Ecco, a questo punto, uno dovrebbe ricordare al signor “Aria Nuova” che dalle sue finestre spalancate sarà uscito Paolo Scaroni, ma è entrata alla guida dell’Eni Emma Marcegaglia, ex presidente di Confindustria la cui azienda di famiglia – tra le altre cose – fu incidentalmente coinvolta anni fa nella consegna di mazzette a un manager del gruppo Eni. Dalla finestra spalancata, ancora, è uscito Fulvio Conti, mentre Gianni De Gennaro, dalla sua poltrona, non ha sentito de gennaronemmeno un po’ di brezza mentre alzava il telefono per dare il benvenuto in Finmeccanica a Mauro Moretti, nome che ha un certo curriculum nelle aziende di Stato.
Gli strali contro “il capitalismo di relazione” poi, così cari all’amico e – forse – finanziatore Diego Della Valle (nessuna sorpresa: lo fu già di Clemente Mastella), sarebbero meno spiacevoli in bocca a uno che non avesse perpetuato, e largamente, “la politica di relazione”: le nomine di amici, sponsor e conoscenti – quasi tutti toscani – in governo, sottogoverno e aziende pubbliche col signor “Aria Nuova” hanno raggiunto livelli difficilmente riscontrabili nella storia della Repubblica.
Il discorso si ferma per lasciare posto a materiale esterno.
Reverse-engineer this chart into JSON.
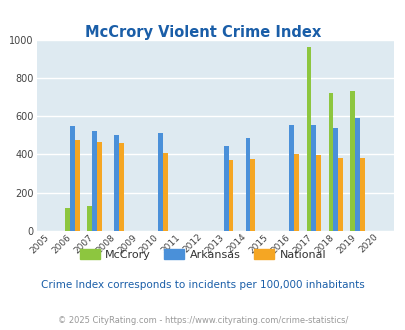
{
  "title": "McCrory Violent Crime Index",
  "all_years": [
    2005,
    2006,
    2007,
    2008,
    2009,
    2010,
    2011,
    2012,
    2013,
    2014,
    2015,
    2016,
    2017,
    2018,
    2019,
    2020
  ],
  "mccrory": {
    "2006": 120,
    "2007": 130,
    "2017": 960,
    "2018": 720,
    "2019": 730
  },
  "arkansas": {
    "2006": 550,
    "2007": 525,
    "2008": 500,
    "2010": 510,
    "2013": 445,
    "2014": 485,
    "2016": 555,
    "2017": 555,
    "2018": 540,
    "2019": 590
  },
  "national": {
    "2006": 475,
    "2007": 465,
    "2008": 460,
    "2010": 407,
    "2013": 370,
    "2014": 375,
    "2016": 400,
    "2017": 397,
    "2018": 383,
    "2019": 380
  },
  "bar_width": 0.22,
  "colors": {
    "mccrory": "#8dc63f",
    "arkansas": "#4a90d9",
    "national": "#f5a623"
  },
  "ylim": [
    0,
    1000
  ],
  "yticks": [
    0,
    200,
    400,
    600,
    800,
    1000
  ],
  "background_color": "#deeaf1",
  "grid_color": "#ffffff",
  "title_color": "#1a5ea8",
  "subtitle": "Crime Index corresponds to incidents per 100,000 inhabitants",
  "footer": "© 2025 CityRating.com - https://www.cityrating.com/crime-statistics/",
  "subtitle_color": "#1a5ea8",
  "footer_color": "#999999",
  "legend_text_color": "#333333"
}
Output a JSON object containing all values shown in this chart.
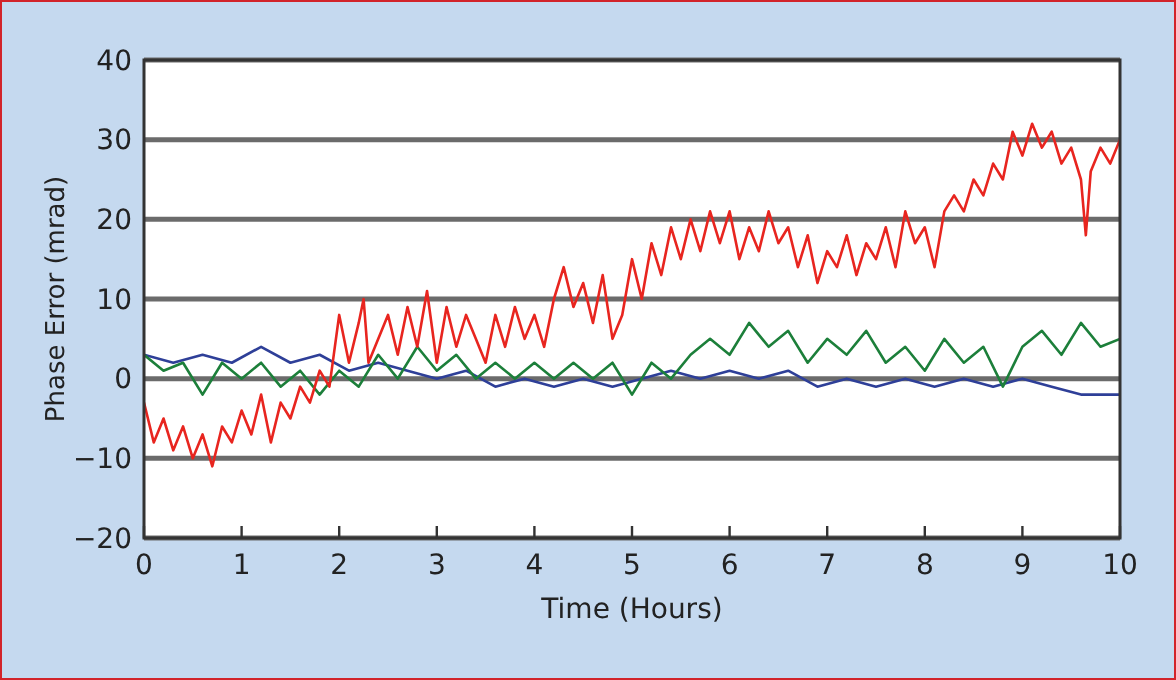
{
  "chart_data": {
    "type": "line",
    "xlabel": "Time (Hours)",
    "ylabel": "Phase Error (mrad)",
    "xlim": [
      0,
      10
    ],
    "ylim": [
      -20,
      40
    ],
    "xticks": [
      0,
      1,
      2,
      3,
      4,
      5,
      6,
      7,
      8,
      9,
      10
    ],
    "yticks": [
      {
        "value": -20,
        "label": "−20"
      },
      {
        "value": -10,
        "label": "−10"
      },
      0,
      10,
      20,
      30,
      40
    ],
    "grid": "y",
    "series": [
      {
        "color": "#2e3f98",
        "x": [
          0,
          0.3,
          0.6,
          0.9,
          1.2,
          1.5,
          1.8,
          2.1,
          2.4,
          2.7,
          3,
          3.3,
          3.6,
          3.9,
          4.2,
          4.5,
          4.8,
          5.1,
          5.4,
          5.7,
          6,
          6.3,
          6.6,
          6.9,
          7.2,
          7.5,
          7.8,
          8.1,
          8.4,
          8.7,
          9,
          9.3,
          9.6,
          9.9,
          10
        ],
        "values": [
          3,
          2,
          3,
          2,
          4,
          2,
          3,
          1,
          2,
          1,
          0,
          1,
          -1,
          0,
          -1,
          0,
          -1,
          0,
          1,
          0,
          1,
          0,
          1,
          -1,
          0,
          -1,
          0,
          -1,
          0,
          -1,
          0,
          -1,
          -2,
          -2,
          -2
        ]
      },
      {
        "color": "#1c7f3a",
        "x": [
          0,
          0.2,
          0.4,
          0.6,
          0.8,
          1,
          1.2,
          1.4,
          1.6,
          1.8,
          2,
          2.2,
          2.4,
          2.6,
          2.8,
          3,
          3.2,
          3.4,
          3.6,
          3.8,
          4,
          4.2,
          4.4,
          4.6,
          4.8,
          5,
          5.2,
          5.4,
          5.6,
          5.8,
          6,
          6.2,
          6.4,
          6.6,
          6.8,
          7,
          7.2,
          7.4,
          7.6,
          7.8,
          8,
          8.2,
          8.4,
          8.6,
          8.8,
          9,
          9.2,
          9.4,
          9.6,
          9.8,
          10
        ],
        "values": [
          3,
          1,
          2,
          -2,
          2,
          0,
          2,
          -1,
          1,
          -2,
          1,
          -1,
          3,
          0,
          4,
          1,
          3,
          0,
          2,
          0,
          2,
          0,
          2,
          0,
          2,
          -2,
          2,
          0,
          3,
          5,
          3,
          7,
          4,
          6,
          2,
          5,
          3,
          6,
          2,
          4,
          1,
          5,
          2,
          4,
          -1,
          4,
          6,
          3,
          7,
          4,
          5
        ]
      },
      {
        "color": "#e8251f",
        "x": [
          0,
          0.1,
          0.2,
          0.3,
          0.4,
          0.5,
          0.6,
          0.7,
          0.8,
          0.9,
          1,
          1.1,
          1.2,
          1.3,
          1.4,
          1.5,
          1.6,
          1.7,
          1.8,
          1.9,
          2,
          2.1,
          2.2,
          2.25,
          2.3,
          2.5,
          2.6,
          2.7,
          2.8,
          2.9,
          3,
          3.1,
          3.2,
          3.3,
          3.4,
          3.5,
          3.6,
          3.7,
          3.8,
          3.9,
          4,
          4.1,
          4.2,
          4.3,
          4.4,
          4.5,
          4.6,
          4.7,
          4.8,
          4.9,
          5,
          5.1,
          5.2,
          5.3,
          5.4,
          5.5,
          5.6,
          5.7,
          5.8,
          5.9,
          6,
          6.1,
          6.2,
          6.3,
          6.4,
          6.5,
          6.6,
          6.7,
          6.8,
          6.9,
          7,
          7.1,
          7.2,
          7.3,
          7.4,
          7.5,
          7.6,
          7.7,
          7.8,
          7.9,
          8,
          8.1,
          8.2,
          8.3,
          8.4,
          8.5,
          8.6,
          8.7,
          8.8,
          8.9,
          9,
          9.1,
          9.2,
          9.3,
          9.4,
          9.5,
          9.6,
          9.65,
          9.7,
          9.8,
          9.9,
          10
        ],
        "values": [
          -3,
          -8,
          -5,
          -9,
          -6,
          -10,
          -7,
          -11,
          -6,
          -8,
          -4,
          -7,
          -2,
          -8,
          -3,
          -5,
          -1,
          -3,
          1,
          -1,
          8,
          2,
          7,
          10,
          2,
          8,
          3,
          9,
          4,
          11,
          2,
          9,
          4,
          8,
          5,
          2,
          8,
          4,
          9,
          5,
          8,
          4,
          10,
          14,
          9,
          12,
          7,
          13,
          5,
          8,
          15,
          10,
          17,
          13,
          19,
          15,
          20,
          16,
          21,
          17,
          21,
          15,
          19,
          16,
          21,
          17,
          19,
          14,
          18,
          12,
          16,
          14,
          18,
          13,
          17,
          15,
          19,
          14,
          21,
          17,
          19,
          14,
          21,
          23,
          21,
          25,
          23,
          27,
          25,
          31,
          28,
          32,
          29,
          31,
          27,
          29,
          25,
          18,
          26,
          29,
          27,
          30
        ]
      }
    ]
  }
}
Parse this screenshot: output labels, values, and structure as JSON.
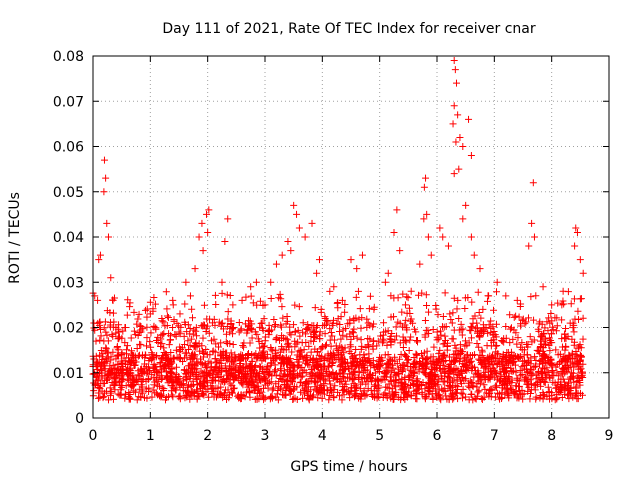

Il Fatto Quotidiano, a inizio luglio, ne contò almeno 26 (e se ne contano di nuove): sono i valvassini del nuovo Granducato renziano. Esempi? Quanti ne volete: Marco Seracini, commercialista e fundraiser del premier, è finito nel cda Eni; Alberto Bianchi, presidente della Fondazione Open (già Big Bang) e suo avvocato, è andato in Enel; l’amico e finanziatore Fabrizio Landi in Finmeccanica. Questo solo per dare l’idea di che tipo di avversario si ritrova “il capitalismo di relazione” italiano.
SI POTREBBE, si diceva, ricordargli tutto questo per dire: “Da che pulpito?”. Sarebbe inutile. Renzi non capirebbe la critica: non è in malafede, vive in una bolla in cui la sua limpida coscienza – unita a una rotonda capacità di rimozione del reale – è tutto ciò che basta al mondo, o almeno all’Italia, per rinascere a nuova vita. Sempre da Tempi: “Solo l’atavica volontà di parte della classe dirigente italiana impedisce di prendere atto di una realtà: noi stiamo aiutando l’Europa, non è l’Europa che aiuta noi”. Non è faccia tosta, è la visione. La stessa che gli ha consentito, venerdì, di commentare la situazione in Iraq con l’antico giovanilismo “tanta roba” senza nemmeno scoppiare a ridere o vergognarsi.  È la buona coscienza che ce lo conserva ragazzo, la buona coscienza che lo spinge nella sua lotta contro i gufi in particolare e i cattivi in genere, ancora la buona coscienza che gli consente di buttare il cuore oltre l’ostacolo e il cervello oltre la realtà. Però – lo spiegò bene Giorgio Gaber parlando dei Radicali – con la coscienza bisogna stare attenti: “È come l’organo sessuale: o dà la vita o fa pisciare”.